Lassen wir nun die ehrenamtlichen Helfer aus ihrem Tagebuch berichten:
„Frau G., die unermüdlich mit ihrem Rollstuhl unterwegs war, hielt inne, als ich ihr das Kaninchen auf den Schoß setzte. Sie streichelte sein weiches Fell und wunderte sich immer wieder darüber, dass das Tier so schön ruhig sitzen blieb und nicht hinunter sprang.“
„Frau S. wirkte heute sehr niedergeschlagen. Ich setzte ihr das Kaninchen „Josefine“ auf den Schoß, und sie streichelte es, sprach mit ihm und bewunderte seine hübschen Schlappohren.“
„Frau K. war traurig und weinte leise. Sie schaffte es dann glücklicherweise doch, auf „Angelo“ einzugehen und lächelte und lockte das Tier zu sich hin“.
„Frau H. wiegte „Josefine“ zärtlich in ihren Armen. Sie war gut aufgelegt und erzählte viel.
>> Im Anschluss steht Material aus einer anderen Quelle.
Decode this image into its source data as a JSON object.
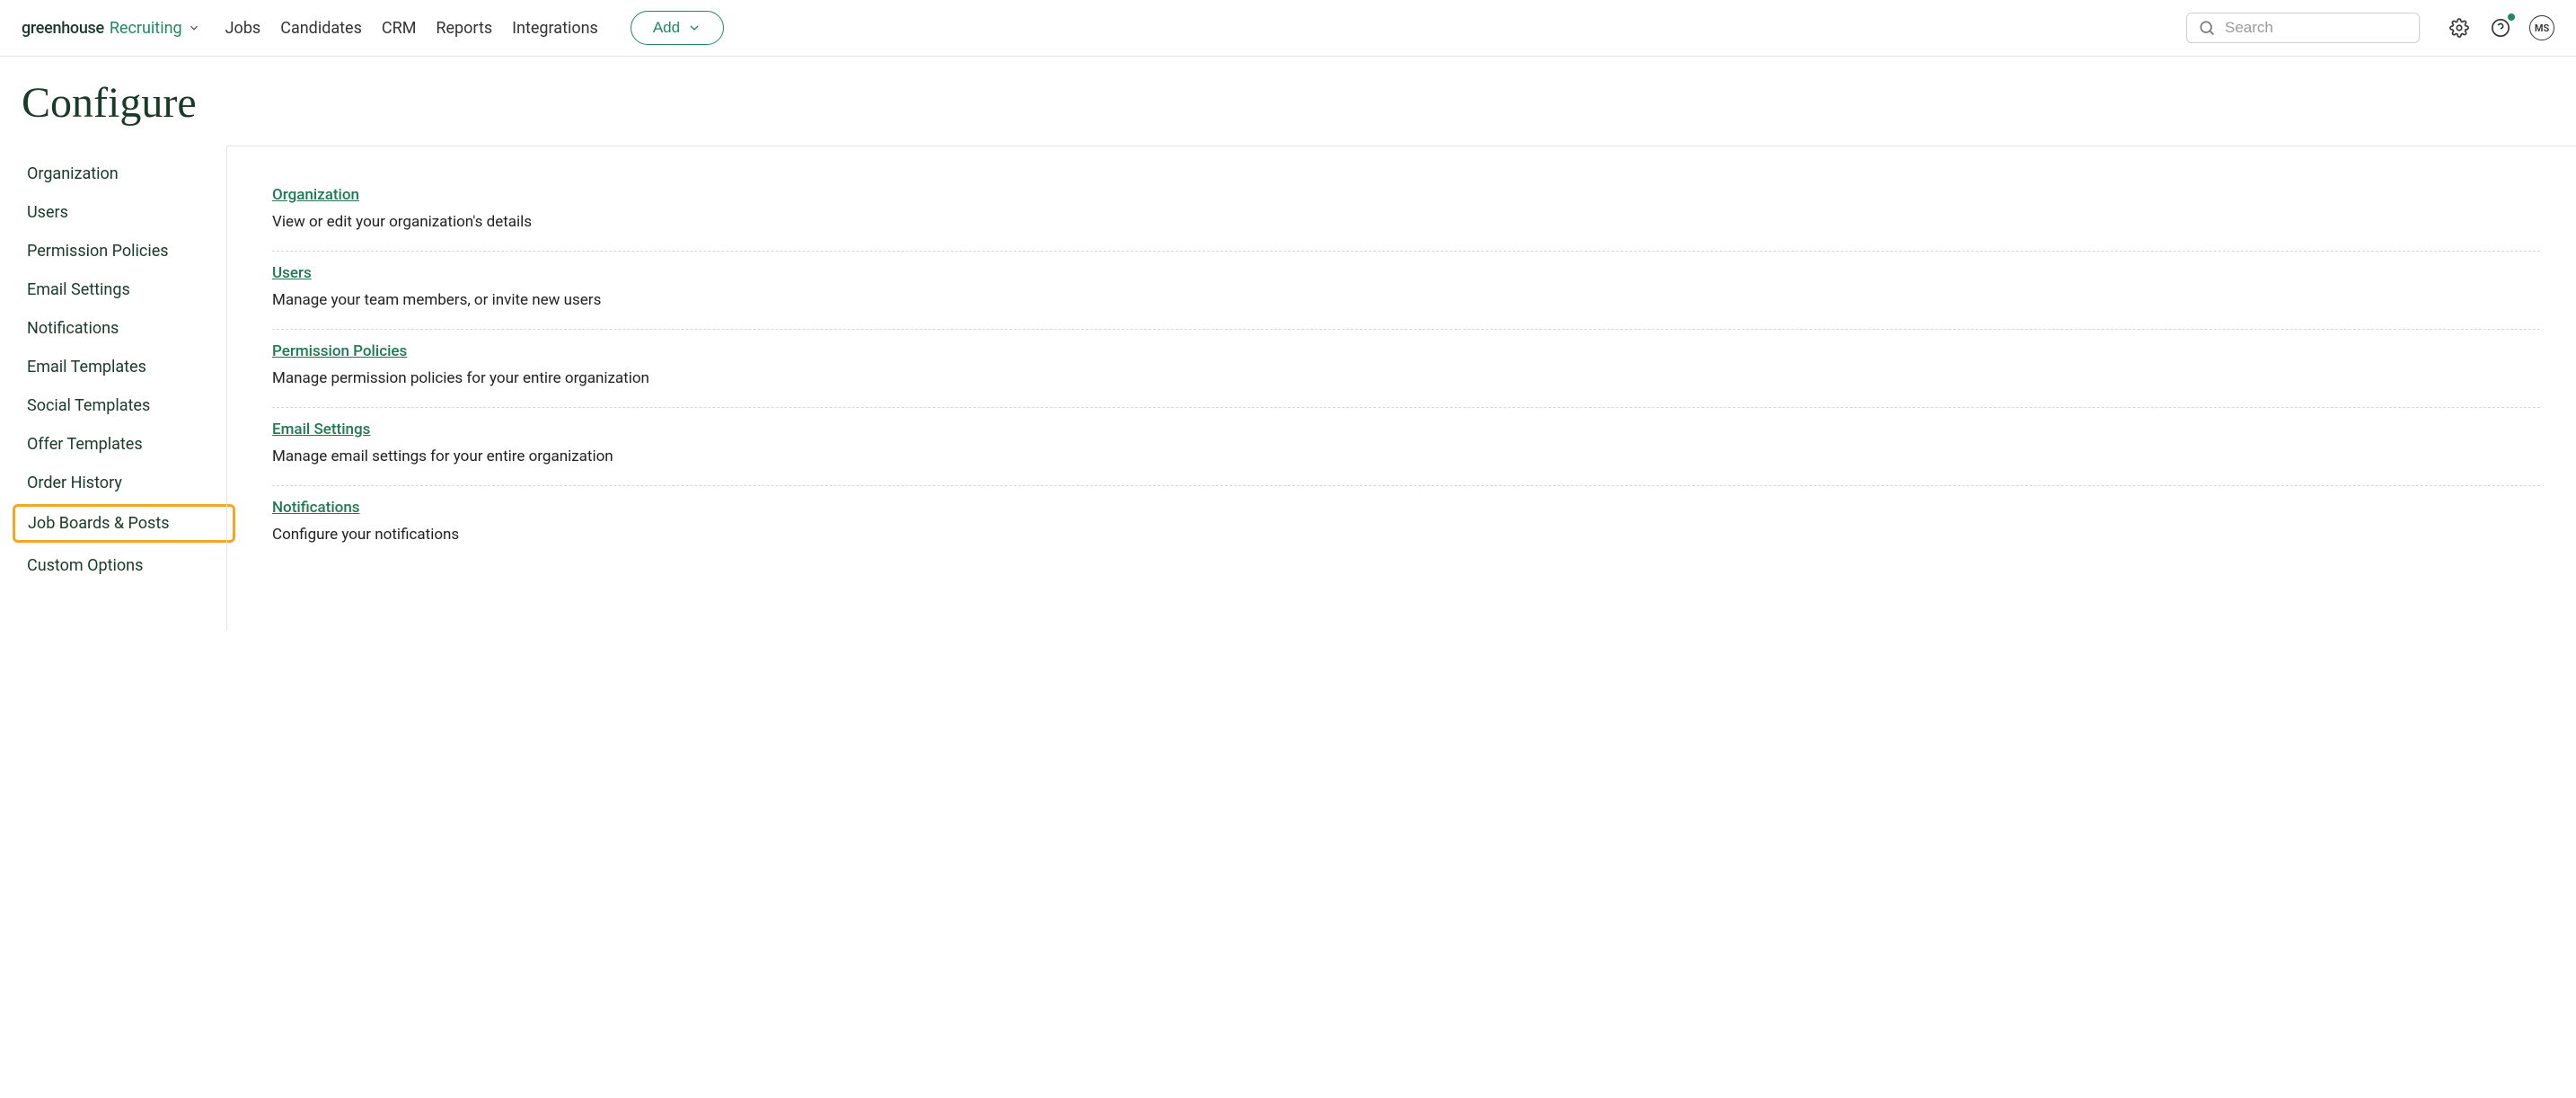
{
  "header": {
    "logo_primary": "greenhouse",
    "logo_secondary": "Recruiting",
    "nav": [
      "Jobs",
      "Candidates",
      "CRM",
      "Reports",
      "Integrations"
    ],
    "add_label": "Add",
    "search_placeholder": "Search",
    "avatar_initials": "MS"
  },
  "page": {
    "title": "Configure"
  },
  "sidebar": {
    "items": [
      {
        "label": "Organization",
        "highlight": false
      },
      {
        "label": "Users",
        "highlight": false
      },
      {
        "label": "Permission Policies",
        "highlight": false
      },
      {
        "label": "Email Settings",
        "highlight": false
      },
      {
        "label": "Notifications",
        "highlight": false
      },
      {
        "label": "Email Templates",
        "highlight": false
      },
      {
        "label": "Social Templates",
        "highlight": false
      },
      {
        "label": "Offer Templates",
        "highlight": false
      },
      {
        "label": "Order History",
        "highlight": false
      },
      {
        "label": "Job Boards & Posts",
        "highlight": true
      },
      {
        "label": "Custom Options",
        "highlight": false
      }
    ]
  },
  "sections": [
    {
      "title": "Organization",
      "desc": "View or edit your organization's details"
    },
    {
      "title": "Users",
      "desc": "Manage your team members, or invite new users"
    },
    {
      "title": "Permission Policies",
      "desc": "Manage permission policies for your entire organization"
    },
    {
      "title": "Email Settings",
      "desc": "Manage email settings for your entire organization"
    },
    {
      "title": "Notifications",
      "desc": "Configure your notifications"
    }
  ]
}
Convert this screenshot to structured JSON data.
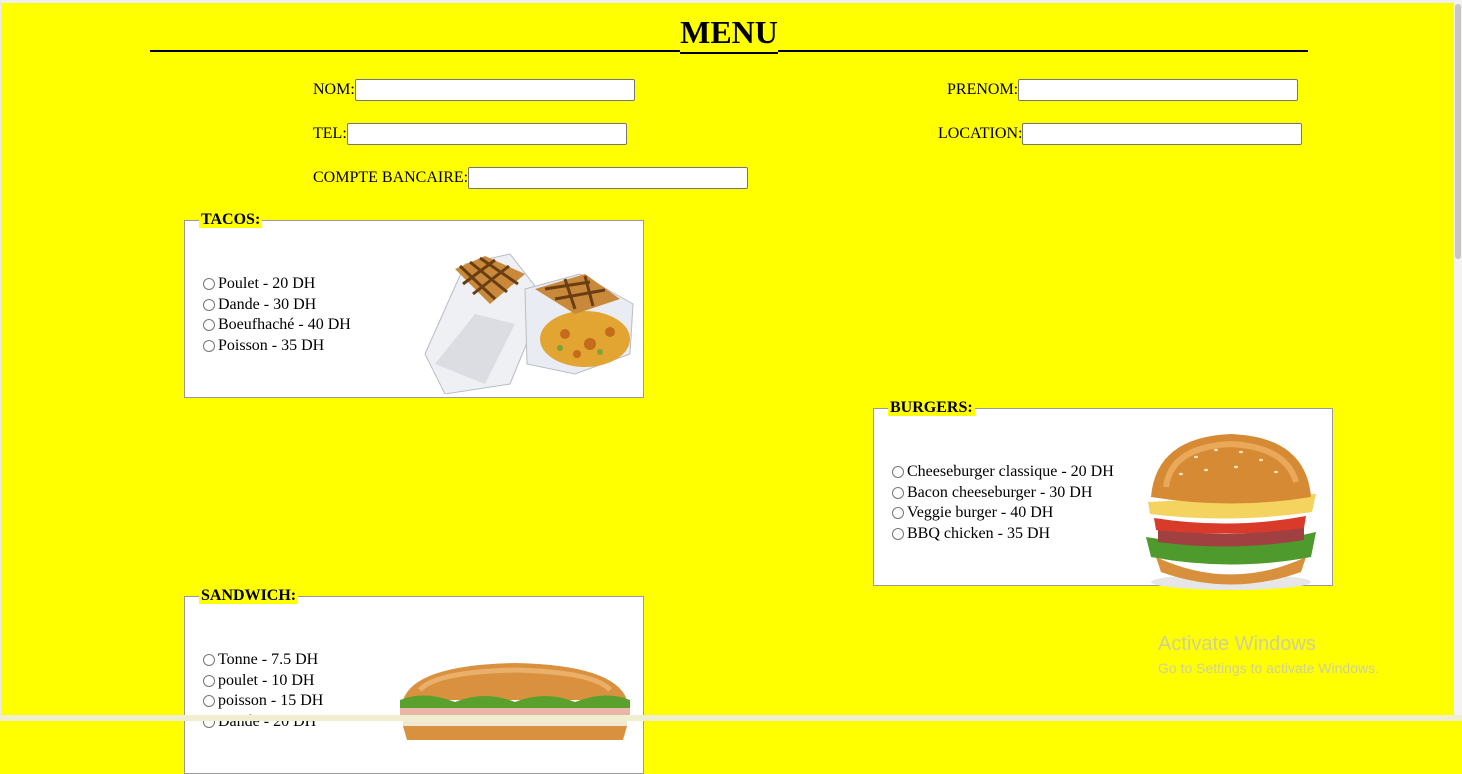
{
  "page": {
    "title": "MENU",
    "background_color": "#ffff00"
  },
  "form": {
    "nom_label": "NOM:",
    "nom_value": "",
    "prenom_label": "PRENOM:",
    "prenom_value": "",
    "tel_label": "TEL:",
    "tel_value": "",
    "location_label": "LOCATION:",
    "location_value": "",
    "compte_label": "COMPTE BANCAIRE:",
    "compte_value": ""
  },
  "sections": {
    "tacos": {
      "legend": "TACOS:",
      "options": [
        "Poulet - 20 DH",
        "Dande - 30 DH",
        "Boeufhaché - 40 DH",
        "Poisson - 35 DH"
      ],
      "image_icon": "tacos-image"
    },
    "burgers": {
      "legend": "BURGERS:",
      "options": [
        "Cheeseburger classique - 20 DH",
        "Bacon cheeseburger - 30 DH",
        "Veggie burger - 40 DH",
        "BBQ chicken - 35 DH"
      ],
      "image_icon": "burger-image"
    },
    "sandwich": {
      "legend": "SANDWICH:",
      "options": [
        "Tonne - 7.5 DH",
        "poulet - 10 DH",
        "poisson - 15 DH",
        "Dande - 20 DH"
      ],
      "image_icon": "sandwich-image"
    }
  },
  "watermark": {
    "line1": "Activate Windows",
    "line2": "Go to Settings to activate Windows."
  }
}
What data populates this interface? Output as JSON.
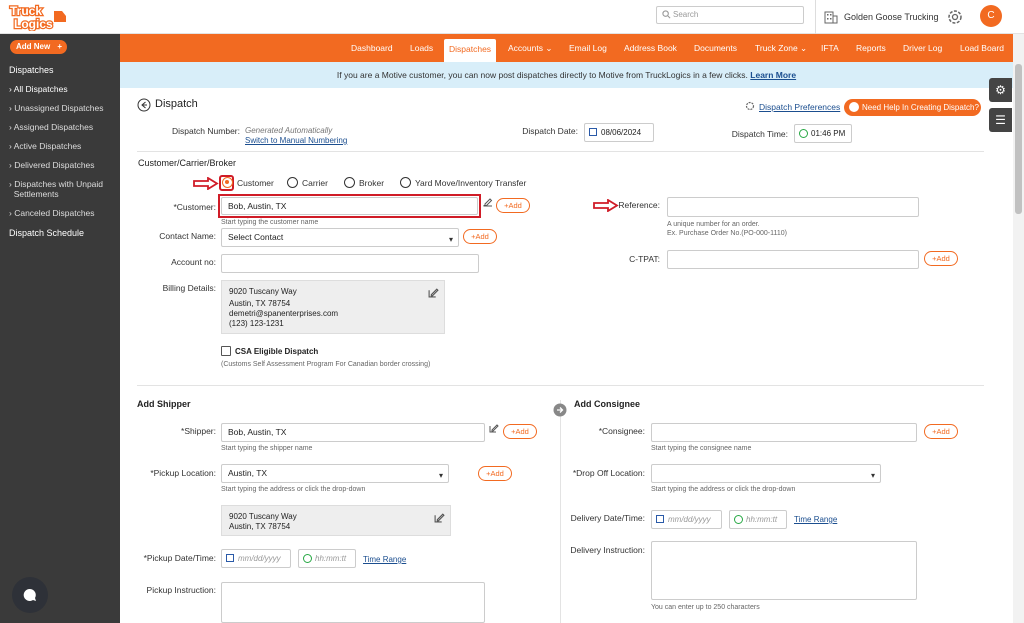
{
  "header": {
    "search_placeholder": "Search",
    "company": "Golden Goose Trucking",
    "avatar_initial": "C"
  },
  "sidebar": {
    "add_new": "Add New",
    "section": "Dispatches",
    "items": [
      "All Dispatches",
      "Unassigned Dispatches",
      "Assigned Dispatches",
      "Active Dispatches",
      "Delivered Dispatches",
      "Dispatches with Unpaid",
      "Settlements",
      "Canceled Dispatches"
    ],
    "schedule": "Dispatch Schedule"
  },
  "nav": {
    "items": [
      "Dashboard",
      "Loads",
      "Dispatches",
      "Accounts ⌄",
      "Email Log",
      "Address Book",
      "Documents",
      "Truck Zone ⌄",
      "IFTA",
      "Reports",
      "Driver Log",
      "Load Board"
    ]
  },
  "banner": {
    "text": "If you are a Motive customer, you can now post dispatches directly to Motive from TruckLogics in a few clicks.",
    "link": "Learn More"
  },
  "page": {
    "title": "Dispatch",
    "preferences": "Dispatch Preferences",
    "help": "Need Help In Creating Dispatch?"
  },
  "dispatch": {
    "number_label": "Dispatch Number:",
    "number_value": "Generated Automatically",
    "switch_link": "Switch to Manual Numbering",
    "date_label": "Dispatch Date:",
    "date_value": "08/06/2024",
    "time_label": "Dispatch Time:",
    "time_value": "01:46 PM"
  },
  "ccb": {
    "title": "Customer/Carrier/Broker",
    "options": [
      "Customer",
      "Carrier",
      "Broker",
      "Yard Move/Inventory Transfer"
    ],
    "selected": "Customer",
    "customer_label": "*Customer:",
    "customer_value": "Bob, Austin, TX",
    "customer_hint": "Start typing the customer name",
    "add": "+Add",
    "reference_label": "Reference:",
    "reference_hint1": "A unique number for an order.",
    "reference_hint2": "Ex. Purchase Order No.(PO-000-1110)",
    "contact_label": "Contact Name:",
    "contact_value": "Select Contact",
    "account_label": "Account no:",
    "ctpat_label": "C-TPAT:",
    "billing_label": "Billing Details:",
    "billing_lines": [
      "9020 Tuscany Way",
      "Austin, TX 78754",
      "demetri@spanenterprises.com",
      "(123) 123-1231"
    ],
    "csa_label": "CSA Eligible Dispatch",
    "csa_hint": "(Customs Self Assessment Program For Canadian border crossing)"
  },
  "shipper": {
    "title": "Add Shipper",
    "shipper_label": "*Shipper:",
    "shipper_value": "Bob, Austin, TX",
    "shipper_hint": "Start typing the shipper name",
    "pickup_loc_label": "*Pickup Location:",
    "pickup_loc_value": "Austin, TX",
    "pickup_loc_hint": "Start typing the address or click the drop-down",
    "address_lines": [
      "9020 Tuscany Way",
      "Austin, TX 78754"
    ],
    "pickup_dt_label": "*Pickup Date/Time:",
    "date_ph": "mm/dd/yyyy",
    "time_ph": "hh:mm:tt",
    "time_range": "Time Range",
    "pickup_instr_label": "Pickup Instruction:"
  },
  "consignee": {
    "title": "Add Consignee",
    "consignee_label": "*Consignee:",
    "consignee_hint": "Start typing the consignee name",
    "drop_label": "*Drop Off Location:",
    "drop_hint": "Start typing the address or click the drop-down",
    "delivery_dt_label": "Delivery Date/Time:",
    "date_ph": "mm/dd/yyyy",
    "time_ph": "hh:mm:tt",
    "time_range": "Time Range",
    "delivery_instr_label": "Delivery Instruction:",
    "delivery_hint": "You can enter up to 250 characters"
  },
  "colors": {
    "brand": "#f26a21",
    "annotation": "#d01c27"
  }
}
Ich berichtete von unseren Tieren im Gehege und sie steuerte ein paar Sätze bei.“
Die Pflegekräfte der von uns besuchten Heime schätzen die Kaninchenstunden sehr, nicht zuletzt auch deshalb, weil den Kranken damit zusätzliche Ansprache und Zuwendung zuteil wird, für die das Personal oft zu wenig Zeit aufbringen kann..
Auch wenn die Tiere ihre wohltuende Wirkung nur während ihrer Anwesenheit ausüben und somit keine anhaltende Besserung des Befindens zu erwarten ist, bringen die Besuche den Demenzkranken zumindest Abwechslung und eine Bereicherung ihrer Lebensqualität. So spricht alles dafür, die tierischen Helfer noch stärker in die Pflege und Therapie demenziell Erkrankter einzubeziehen als dies bisher der Fall ist.